Kebencian Kristen terhadap umat Islam dimulai
sejak disebarkannya Islam ke daerah-daerah kekuasaan Bizantium, terutama pada
abad ke-8 Masehi, yakni ketika umat Islam melakukan ekspansi ke wilayah-wilayah
yang dikuasai oleh Kristen di Eropa. Mereka melihat bahwa kekuasaan Islam dapat
mengancam bahkan menghancurkan Konstantinopel sebagai ibukota kerajaan
Bizantium. Dendam dan kebencian yang disimpan umat Kristen mencetuskan Perang
Salib yang tujuannya adalah merebut kembali wilayah-wilayah yang sudah dikuasai
umat Islam.
Dalam pengkajian
makalah ini penulis bertujuan untuk menjadikan fenomena sejarah masa lalu
menjadi iktibar
penting dengan menganalisis keberadaan Perang Salib itu sendiri, agar kiranya
tidak terulang di masa yang akan datang.
B.
Rumusan
Masalah
Dari
latar belakang masalah di atas dapat merumuskan masalah yaitu:
1. Apa
yang dimaksud dari
Perang Salib?
2. Apa
yang melatar belakangi terjadinya Perang Salib?
3. Bagaimanakah
periodisasi Perang Salib?
4. Bagaimana
pengaruh dari Perang Salib tersebut?
C.
Tujuan
Berdasarkan
rumusan masalah di atas, tujuannya yaitu:
1. Dapat
mengetahui maksud dari
Perang salib.
2. Dapat
mengetahui latar belakang terjadinya Perang Salib.
3. Dapat
mengetahui periodisasi Pernag Salib.
4. Dapat,
mengetahui pengaruh dari Perang Salib.
BAB II
PEMBAHASAN
A.
Pengertian
Perang Salib
Perang
salib (The Crusades) merupakan perang
keagamaan selama dua abad yang terjadi sebagai reaksi kristen di Eropa terhadap
umat Islam di Asia yang dianggap sebagai pihak penyerang. Sejak tahun 632 M
hingga meletusnya Perang Salib, sejumlah kota-kota penting dan tempat suci umat
Kristen telah diduduki umat Islam seperti Suriah, Asia Kecil, Spanyol, dan
Sicilia.[1] Perang Salib adalah gerakan
umat Kristen di Eropa yang memerangi umat Muslim di Palestina secara berulang-ulang mulai abad ke-11
sampai abad ke-13, dengan tujuan untuk merebut Tanah Suci dari kekuasaan kaum Muslim untuk mendirikan
gereja dan kerajaan Latin di Timur.[2]
Disebut
Perang Salib karena ekspedisi militer Kristen memepergunakan Salib sebagai
simbol pemersatu untuk menunjukan bahwa peperangan yang mereka lakukan adalah
perang suci (Crusades) dan bertujuan
untuk memebebaskan kota suci Baitulmakdis (Yerusalem) dari tangan orang-orang
Islam.[3]
Bagi orang-orang Eropa,
Perang Salib dikaitkan dengan kebangkitan kembali agama, dan bahkan diakitkan
dengan suatu gerakan kerohanian besar dimana dunia Kristen Barat mengalami
kesadaran identitas yang baru. Atas seruan Paus Urabanus II, seluruh raja-raja
Kristen di Eropa bersatu dan mengerahkan rakyatnya terlibat dalam Perang salib.
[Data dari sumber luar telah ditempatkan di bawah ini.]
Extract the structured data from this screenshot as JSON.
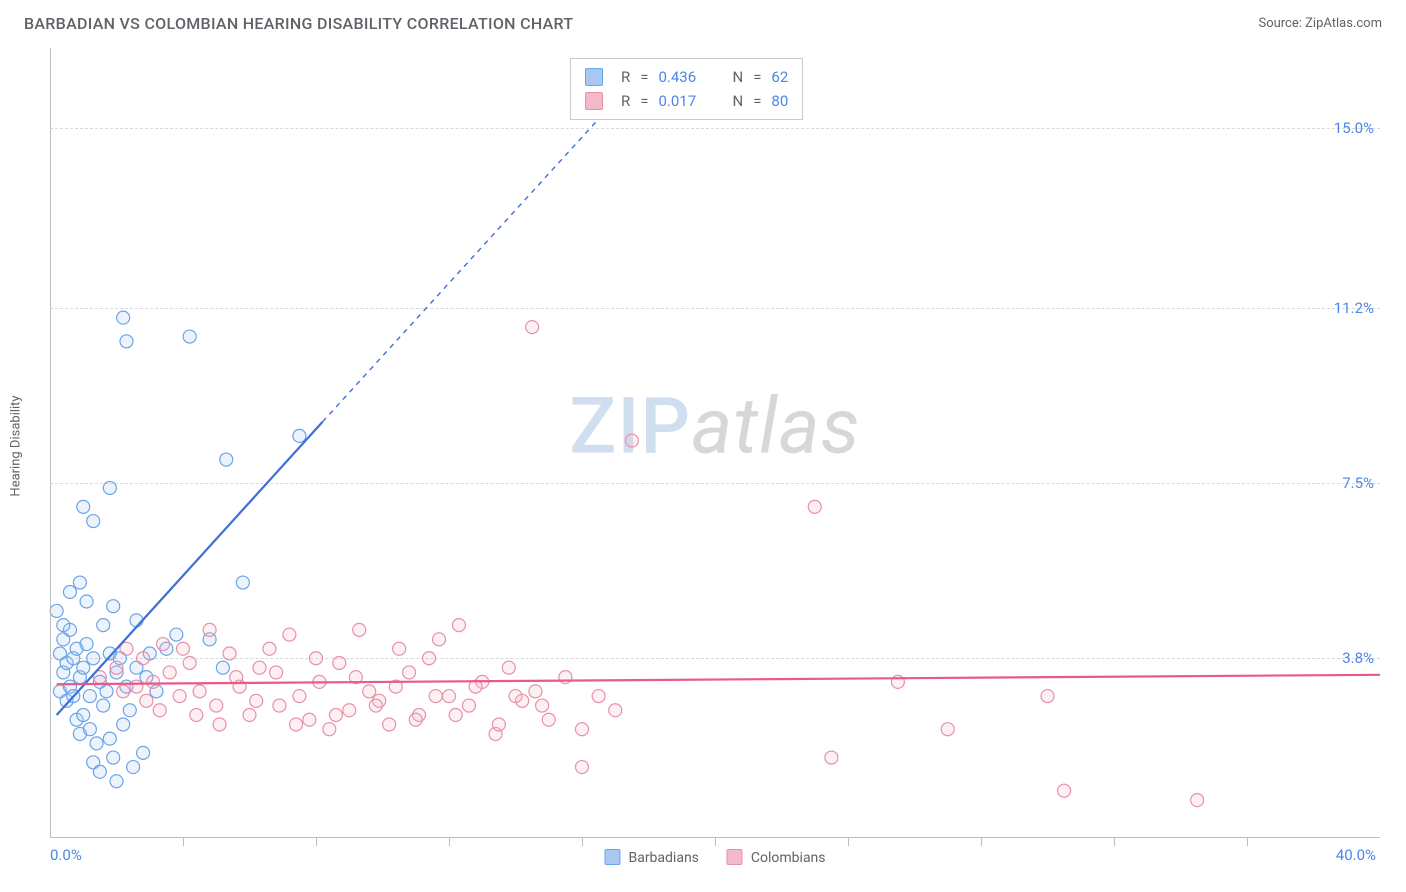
{
  "title": "BARBADIAN VS COLOMBIAN HEARING DISABILITY CORRELATION CHART",
  "source_prefix": "Source: ",
  "source_link": "ZipAtlas.com",
  "yaxis_title": "Hearing Disability",
  "watermark": {
    "zip": "ZIP",
    "atlas": "atlas"
  },
  "chart": {
    "type": "scatter-with-regression",
    "xlim": [
      0,
      40
    ],
    "ylim": [
      0,
      16.7
    ],
    "xlabel_min": "0.0%",
    "xlabel_max": "40.0%",
    "xtick_positions": [
      4,
      8,
      12,
      16,
      20,
      24,
      28,
      32,
      36
    ],
    "ytick_labels": [
      {
        "v": 3.8,
        "label": "3.8%"
      },
      {
        "v": 7.5,
        "label": "7.5%"
      },
      {
        "v": 11.2,
        "label": "11.2%"
      },
      {
        "v": 15.0,
        "label": "15.0%"
      }
    ],
    "grid_color": "#d7d9db",
    "axis_color": "#b9bfc4",
    "background_color": "#ffffff",
    "marker_radius": 6.5,
    "marker_stroke_width": 1.2,
    "marker_fill_opacity": 0.22,
    "line_width_solid": 2.2,
    "line_dash": "5,5",
    "series": [
      {
        "name": "Barbadians",
        "color_stroke": "#6aa5e8",
        "color_fill": "#a7c8f0",
        "line_color": "#3d6fd6",
        "regression": {
          "x1": 0.2,
          "y1": 2.6,
          "x2": 8.2,
          "y2": 8.8,
          "x2_dash_end": 16.5,
          "y2_dash_end": 15.2
        },
        "stats": {
          "R": "0.436",
          "N": "62"
        },
        "points": [
          [
            0.2,
            4.8
          ],
          [
            0.3,
            3.9
          ],
          [
            0.3,
            3.1
          ],
          [
            0.4,
            3.5
          ],
          [
            0.4,
            4.2
          ],
          [
            0.5,
            2.9
          ],
          [
            0.5,
            3.7
          ],
          [
            0.6,
            4.4
          ],
          [
            0.6,
            3.2
          ],
          [
            0.7,
            3.0
          ],
          [
            0.7,
            3.8
          ],
          [
            0.8,
            2.5
          ],
          [
            0.8,
            4.0
          ],
          [
            0.9,
            3.4
          ],
          [
            0.9,
            2.2
          ],
          [
            1.0,
            3.6
          ],
          [
            1.0,
            2.6
          ],
          [
            1.1,
            4.1
          ],
          [
            1.2,
            3.0
          ],
          [
            1.2,
            2.3
          ],
          [
            1.3,
            1.6
          ],
          [
            1.3,
            3.8
          ],
          [
            1.4,
            2.0
          ],
          [
            1.5,
            3.3
          ],
          [
            1.5,
            1.4
          ],
          [
            1.6,
            2.8
          ],
          [
            1.6,
            4.5
          ],
          [
            1.7,
            3.1
          ],
          [
            1.8,
            3.9
          ],
          [
            1.8,
            2.1
          ],
          [
            1.9,
            1.7
          ],
          [
            2.0,
            3.5
          ],
          [
            2.0,
            1.2
          ],
          [
            2.1,
            3.8
          ],
          [
            2.2,
            2.4
          ],
          [
            2.3,
            3.2
          ],
          [
            2.4,
            2.7
          ],
          [
            2.5,
            1.5
          ],
          [
            2.6,
            3.6
          ],
          [
            2.8,
            1.8
          ],
          [
            2.9,
            3.4
          ],
          [
            3.0,
            3.9
          ],
          [
            3.2,
            3.1
          ],
          [
            3.5,
            4.0
          ],
          [
            3.8,
            4.3
          ],
          [
            1.0,
            7.0
          ],
          [
            1.3,
            6.7
          ],
          [
            1.8,
            7.4
          ],
          [
            2.2,
            11.0
          ],
          [
            2.3,
            10.5
          ],
          [
            4.2,
            10.6
          ],
          [
            5.3,
            8.0
          ],
          [
            7.5,
            8.5
          ],
          [
            5.8,
            5.4
          ],
          [
            4.8,
            4.2
          ],
          [
            5.2,
            3.6
          ],
          [
            1.9,
            4.9
          ],
          [
            0.6,
            5.2
          ],
          [
            0.9,
            5.4
          ],
          [
            1.1,
            5.0
          ],
          [
            0.4,
            4.5
          ],
          [
            2.6,
            4.6
          ]
        ]
      },
      {
        "name": "Colombians",
        "color_stroke": "#e890a8",
        "color_fill": "#f4b9c9",
        "line_color": "#e75a8a",
        "regression": {
          "x1": 0.2,
          "y1": 3.25,
          "x2": 40.0,
          "y2": 3.45,
          "x2_dash_end": 40.0,
          "y2_dash_end": 3.45
        },
        "stats": {
          "R": "0.017",
          "N": "80"
        },
        "points": [
          [
            1.5,
            3.4
          ],
          [
            2.0,
            3.6
          ],
          [
            2.3,
            4.0
          ],
          [
            2.6,
            3.2
          ],
          [
            2.8,
            3.8
          ],
          [
            3.1,
            3.3
          ],
          [
            3.4,
            4.1
          ],
          [
            3.6,
            3.5
          ],
          [
            3.9,
            3.0
          ],
          [
            4.2,
            3.7
          ],
          [
            4.5,
            3.1
          ],
          [
            4.8,
            4.4
          ],
          [
            5.1,
            2.4
          ],
          [
            5.4,
            3.9
          ],
          [
            5.7,
            3.2
          ],
          [
            6.0,
            2.6
          ],
          [
            6.3,
            3.6
          ],
          [
            6.6,
            4.0
          ],
          [
            6.9,
            2.8
          ],
          [
            7.2,
            4.3
          ],
          [
            7.5,
            3.0
          ],
          [
            7.8,
            2.5
          ],
          [
            8.1,
            3.3
          ],
          [
            8.4,
            2.3
          ],
          [
            8.7,
            3.7
          ],
          [
            9.0,
            2.7
          ],
          [
            9.3,
            4.4
          ],
          [
            9.6,
            3.1
          ],
          [
            9.9,
            2.9
          ],
          [
            10.2,
            2.4
          ],
          [
            10.5,
            4.0
          ],
          [
            10.8,
            3.5
          ],
          [
            11.1,
            2.6
          ],
          [
            11.4,
            3.8
          ],
          [
            11.7,
            4.2
          ],
          [
            12.0,
            3.0
          ],
          [
            12.3,
            4.5
          ],
          [
            12.6,
            2.8
          ],
          [
            13.0,
            3.3
          ],
          [
            13.4,
            2.2
          ],
          [
            13.8,
            3.6
          ],
          [
            14.2,
            2.9
          ],
          [
            14.6,
            3.1
          ],
          [
            15.0,
            2.5
          ],
          [
            15.5,
            3.4
          ],
          [
            16.0,
            2.3
          ],
          [
            16.5,
            3.0
          ],
          [
            17.0,
            2.7
          ],
          [
            14.5,
            10.8
          ],
          [
            17.5,
            8.4
          ],
          [
            16.0,
            1.5
          ],
          [
            23.0,
            7.0
          ],
          [
            23.5,
            1.7
          ],
          [
            25.5,
            3.3
          ],
          [
            27.0,
            2.3
          ],
          [
            30.0,
            3.0
          ],
          [
            30.5,
            1.0
          ],
          [
            34.5,
            0.8
          ],
          [
            2.2,
            3.1
          ],
          [
            2.9,
            2.9
          ],
          [
            3.3,
            2.7
          ],
          [
            4.0,
            4.0
          ],
          [
            4.4,
            2.6
          ],
          [
            5.0,
            2.8
          ],
          [
            5.6,
            3.4
          ],
          [
            6.2,
            2.9
          ],
          [
            6.8,
            3.5
          ],
          [
            7.4,
            2.4
          ],
          [
            8.0,
            3.8
          ],
          [
            8.6,
            2.6
          ],
          [
            9.2,
            3.4
          ],
          [
            9.8,
            2.8
          ],
          [
            10.4,
            3.2
          ],
          [
            11.0,
            2.5
          ],
          [
            11.6,
            3.0
          ],
          [
            12.2,
            2.6
          ],
          [
            12.8,
            3.2
          ],
          [
            13.5,
            2.4
          ],
          [
            14.0,
            3.0
          ],
          [
            14.8,
            2.8
          ]
        ]
      }
    ]
  },
  "legend": {
    "items": [
      {
        "label": "Barbadians",
        "fill": "#a7c8f0",
        "stroke": "#6aa5e8"
      },
      {
        "label": "Colombians",
        "fill": "#f4b9c9",
        "stroke": "#e890a8"
      }
    ]
  },
  "stats_labels": {
    "R": "R",
    "eq": "=",
    "N": "N"
  }
}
Namun, bagi umat Islam pada umumnya Perang Salib tidak lebih dari suatu insiden
perbatasan, suatu kelanjutan dari pertempuran-pertempuran yang telah
berlangsung di Suriah dan Palestina selama setengah abad belakangan.[4] Orang-orang
Islam yang terlibat Perang Salib hanyalah mereka yang dekat dengan daerah
pertempuran di wilayah Turki, Palestina, dan Mesir.[5]
B.
Latar
Belakang Terjadinya Perang Salib
Penyebab langsung terjadinya perang salib adalah permintaan kaisar
Alexius Connenus pada taun 1095 kepada Paus Urbanus II kaisar dari Bizantiun
meminta bnatuan dari Romawi Karena daerah-daerah yang yang tersebar ke pesisir
laut Marmora dibinasakan oleh bani saljuk. Bahkan, kota Konstantinopel diancam
pula. Adanya permintaan ini, paus melihat kemungkinan untuk mempersatukan
kembali (gereja yunani dengan Romawi yang telah terpecah tahun 1009-1054).[6] Selain itu terjadinya Perang Salib
antara Timur-Islam dengan Barat-Kristen disebabkan oleh faktor-faktor utama
yaitu agama, politik, dan sosial ekonomi.[7]
1. Faktor
Agama.
Pihak Kristen merasa
tidak bebas menunaikan ibadah ke Baitulmakdis, sejak Dinasti Seljuk merebutnya
dan Dinasti Fathimiyah tahun 1070 M. Para penguasa Seljuk menetapkan sejumlah
peraturan yang dianggap mempersulit mereka yang pulang berziarah sering
mengeluh karena mendapat perlakuan jelek dari orang-orang Seljuk yang fanatik.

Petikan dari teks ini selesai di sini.